16 de febrero de 2025 -- 6º domingo «C

Jer 17,5-8; 1 Cor 15,12...20; Lc 6,17...26

Homilía

          La cuestión de la felicidad y la infelicidad es tan antigua como las colinas. Desde el comienzo mismo del Génesis, la desgracia, fruto del pecado, priva de felicidad al hombre y a la mujer creados a imagen de Dios y partícipes de su felicidad eterna. Maldita la serpiente que los engañó; maldito el suelo sobre el que se arrastra y que tendrán que cultivar para obtener su alimento; maldito Caín, que mató a su hermano y, finalmente, malditos más tarde todos los que atacan al pueblo que Dios eligió para sí. (Todo el Antiguo Testamento está salpicado de este tipo de «maldiciones»).

          Entre los profetas, es Jeremías quien mejor pone el dedo en la fuente de la desgracia y, por la misma razón, en la fuente de la felicidad. Jeremías vivió en una época de gran sufrimiento para el pueblo de Israel, y su propia vida personal se vio profundamente afectada por ello. Para él, estaba claro: la fuente de toda desgracia no es poner la confianza en el Señor, sino poner la confianza en un mortal, un ser de carne, sea quien sea, hasta el punto de alejarse del Señor. Jeremías yuxtapone toda una serie de imágenes elocuentes para describir a este miserable que ha descuidado poner toda su confianza en Dios: es como «un arbusto en tierra reseca». Habita en «los lugares áridos del desierto», o en «una tierra salada e inhabitable».

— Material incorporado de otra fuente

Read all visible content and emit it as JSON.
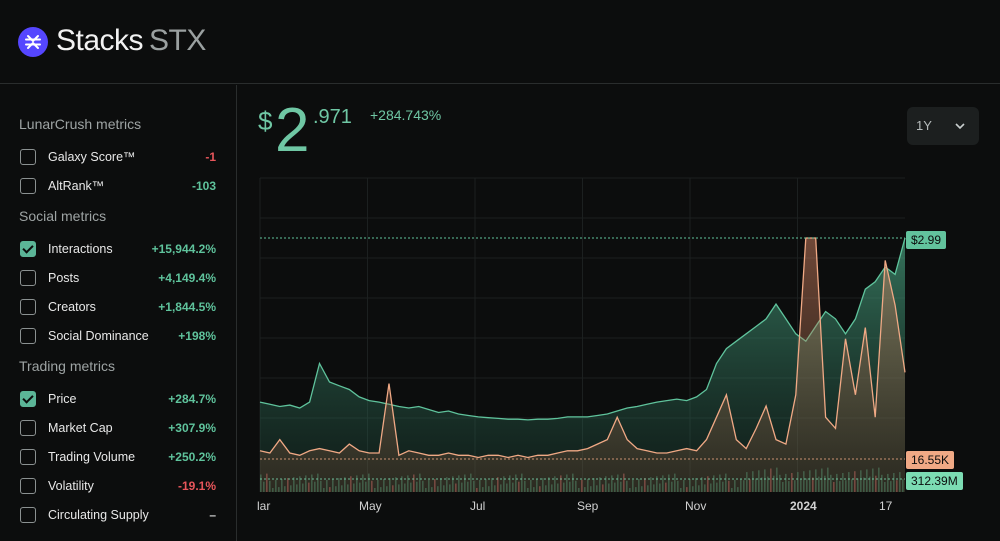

          Lógicamente, para Jeremías, el hombre bienaventurado o feliz (benedictus) es el que pone su confianza en el Señor, de quien lo espera todo. Es «como un árbol plantado junto a las aguas», cuyas raíces nunca se marchitan, ni siquiera en los años de sequía.

          Jesús retomó esta enseñanza de Jeremías y de los demás profetas al comienzo mismo de su predicación. Este mensaje es tan importante para Lucas que, con su habitual habilidad literaria, establece cuidadosamente el contexto, describiendo los lugares, los gestos, los oyentes y las palabras. Hay un descenso y un alto; está la montaña y la llanura. Están los doce y un gran número de discípulos, por no hablar de toda una muchedumbre venida de toda Judea, de Jerusalén (centro del culto de Israel) y de la costa de Tiro y Sidón, en tierras paganas. Mirando a sus discípulos, les dijo: «Bienaventurados vosotros los pobres...»; y, tras una larga lista de bendiciones, se dirigió a los ricos -que no estaban identificados-: «Desdichados vosotros los ricos...».

          Vemos por estas palabras que los discípulos, a quienes Jesús dijo «Bienaventurados sois», mirándolos, eran pobres, hambrientos, llorones, ya odiados y rechazados a causa de su nombre. En cambio, vemos que sus perseguidores eran ricos y saciados, y que se reían. «Desgraciados de vosotros», les dijo Jesús. Por haber puesto vuestra confianza en estas realidades efímeras, ya tenéis vuestra recompensa -efímera-; no tendréis ninguna otra.

          Este hermoso Evangelio de las Bienaventuranzas, que leemos varias veces a lo largo del año litúrgico, es cada vez para nosotros una ocasión de preguntarnos en qué, o más bien en quién, hemos puesto nuestra confianza y nuestras expectativas.

          Cristo bajó del monte a la llanura antes de pronunciar estas palabras. Este descenso simbólico recuerda el descrito por san Pablo en su carta a los Filipenses y aludido en el pasaje que hemos leído de la carta a los Corintios: Él, el Hijo de Dios, que era igual al Padre, se despojó de sí mismo y descendió hasta nosotros, haciéndose semejante a nosotros y haciéndose obediente hasta la muerte de Cruz. Por eso el Padre le hizo «resucitar»; le resucitó, le dio el Nombre y le hizo sentar a su derecha. Cada una de las Bienaventuranzas, especialmente la versión lucana, describe ese movimiento de descenso. Cada vez que nos atrevemos a aventurarnos en este movimiento de descenso, el Padre nos eleva a una vida nueva, fuente de felicidad: «Bienaventurados» somos entonces  

          Desgraciados los que piensan que pueden evitar este movimiento descendente por medios humanos. Son desgraciados, porque nunca podrán experimentar la alegría de «resucitar», de ser «resucitados» por el Padre. Ya tienen su recompensa y se contentan con ella.

          Si Cristo no ha resucitado, nuestra fe es vana. Si no hemos resucitado, porque no hemos «muerto» a nuestras falsas esperanzas, somos infelices. La verdadera felicidad se nos ha escapado. ¡Que esto no nos ocurra nunca a ninguno de nosotros!